Anyway, any "universal" FFI has to handle popular commercial lisps. Of 
course we always have a hybrid approach as a fallback, and if CFFI 
solves a performance problem it belongs in the mix somewhere.

>
>
>
>> btw, Are all patches already determined to be necessary going to be 
>> accepted by the maintainers of the Lisp in question?
>
>
> Regarding SBCL, it *is* a bug, so I'm pretty sure it'll be accepted. 
> About clisp I'm not so sure as it's not a bug per se. Also, IIRC, 
> other lisps might have the same issue as clisp (having to specify with 
> library the var/function is in) so I guess I might have to add a way 
> to specify that anyway. I think James is just trying not to specify 
> that unless absolutely necessary. 

FYI: Lispworks needs the library specified, AllegroCL does not.

>
>
>
>> Basically it sounds like you are somehow confident this story will 
>> have a happy ending, and I get the feeling that even if not, not much 
>> time will have been lost, so I am shaking my head but not worried.
>>
>> How long /will/ this exercise take?
>
>
> Well, I guess the UFFI approach would be safer (and easier even), but 
> I feel this approach is better. I also have the feeling that with the 
> low-level operators cffi exports, it'll be easier to support C++ (for 
> Fetter too). (And James plans an Objective C bridge someday). 

Can you give a specific example? I am actually mentoring five projects 
this summer, so it helps if the issues can be laid out with specific 
cases, well explained. That might help your own thought processes as 
well. Nothing like having to explain something to someone else.

>
>
> But if you feel I'm wrong, please do say so! I'm certainly not very 
> experienced in these kinds of decisions.
>
I just do not see the advantage yet. You mentioned the 
implementation-specific code was in one source file per implementation. 
Nice (having seen UFFI-style conditionalized code) but nothing big.
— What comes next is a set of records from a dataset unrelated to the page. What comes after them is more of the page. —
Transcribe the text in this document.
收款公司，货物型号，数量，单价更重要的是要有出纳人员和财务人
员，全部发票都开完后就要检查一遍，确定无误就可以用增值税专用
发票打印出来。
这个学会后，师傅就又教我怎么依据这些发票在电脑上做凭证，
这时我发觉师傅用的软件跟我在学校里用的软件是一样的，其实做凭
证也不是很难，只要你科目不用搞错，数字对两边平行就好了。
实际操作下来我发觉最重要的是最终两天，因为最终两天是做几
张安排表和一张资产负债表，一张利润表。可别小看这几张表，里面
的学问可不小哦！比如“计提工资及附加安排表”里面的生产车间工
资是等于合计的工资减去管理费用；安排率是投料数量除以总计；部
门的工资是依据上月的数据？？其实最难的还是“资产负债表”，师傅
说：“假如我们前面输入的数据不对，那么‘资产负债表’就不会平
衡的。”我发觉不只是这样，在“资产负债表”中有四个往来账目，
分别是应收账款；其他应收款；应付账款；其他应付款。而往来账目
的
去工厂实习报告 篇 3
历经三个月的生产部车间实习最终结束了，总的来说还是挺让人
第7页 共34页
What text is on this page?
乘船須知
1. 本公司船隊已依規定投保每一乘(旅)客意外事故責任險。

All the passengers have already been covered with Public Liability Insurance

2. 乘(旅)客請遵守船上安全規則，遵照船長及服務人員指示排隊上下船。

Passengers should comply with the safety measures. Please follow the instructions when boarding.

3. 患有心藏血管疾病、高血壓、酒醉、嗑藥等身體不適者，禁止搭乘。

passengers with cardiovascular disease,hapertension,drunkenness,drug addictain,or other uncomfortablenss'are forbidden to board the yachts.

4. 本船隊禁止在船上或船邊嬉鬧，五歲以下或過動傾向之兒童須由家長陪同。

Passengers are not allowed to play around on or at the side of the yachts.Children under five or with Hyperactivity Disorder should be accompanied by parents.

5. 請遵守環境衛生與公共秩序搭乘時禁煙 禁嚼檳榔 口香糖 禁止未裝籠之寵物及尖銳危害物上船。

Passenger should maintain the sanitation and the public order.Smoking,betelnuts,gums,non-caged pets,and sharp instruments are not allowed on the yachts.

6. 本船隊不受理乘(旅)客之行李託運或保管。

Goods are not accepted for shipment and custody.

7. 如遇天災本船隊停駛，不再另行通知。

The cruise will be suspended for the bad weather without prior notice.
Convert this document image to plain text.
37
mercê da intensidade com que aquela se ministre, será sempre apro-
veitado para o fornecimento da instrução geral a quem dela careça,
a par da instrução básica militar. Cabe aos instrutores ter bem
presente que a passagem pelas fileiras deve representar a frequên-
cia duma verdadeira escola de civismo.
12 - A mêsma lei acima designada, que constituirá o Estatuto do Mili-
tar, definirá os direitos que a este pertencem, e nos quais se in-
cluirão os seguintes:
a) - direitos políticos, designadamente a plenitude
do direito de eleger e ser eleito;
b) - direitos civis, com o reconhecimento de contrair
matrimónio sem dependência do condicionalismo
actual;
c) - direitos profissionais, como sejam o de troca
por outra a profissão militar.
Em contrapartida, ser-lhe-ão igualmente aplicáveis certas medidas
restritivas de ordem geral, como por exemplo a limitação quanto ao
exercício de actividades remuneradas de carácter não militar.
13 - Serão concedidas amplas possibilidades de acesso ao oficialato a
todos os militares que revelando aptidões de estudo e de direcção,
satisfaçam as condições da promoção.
Is the idea that we do an end run on the different implementations' 
incompatible high-level APIs by resolving differences at a lower-level, 
perhaps unsupported or even unavailable level? ie, UFFI creates a 
uniform macrofied API which expands into implementation FFIese, meaning 
one has to master the nuances of each high-level API and then struggle 
to find common ground. Whereas with CFFI at the lower level we have 
fewer places that can diverge (and no matter what the high-level API 
looks like, they are bound to support certain lowlevel capabilities)?

That may all be rubbish, but it is the /kind/ of argument that would 
justify starting more or less from scratch on a new universal FFI. ie, I 
for one look for the "why?" behind your "I feel this approach is better".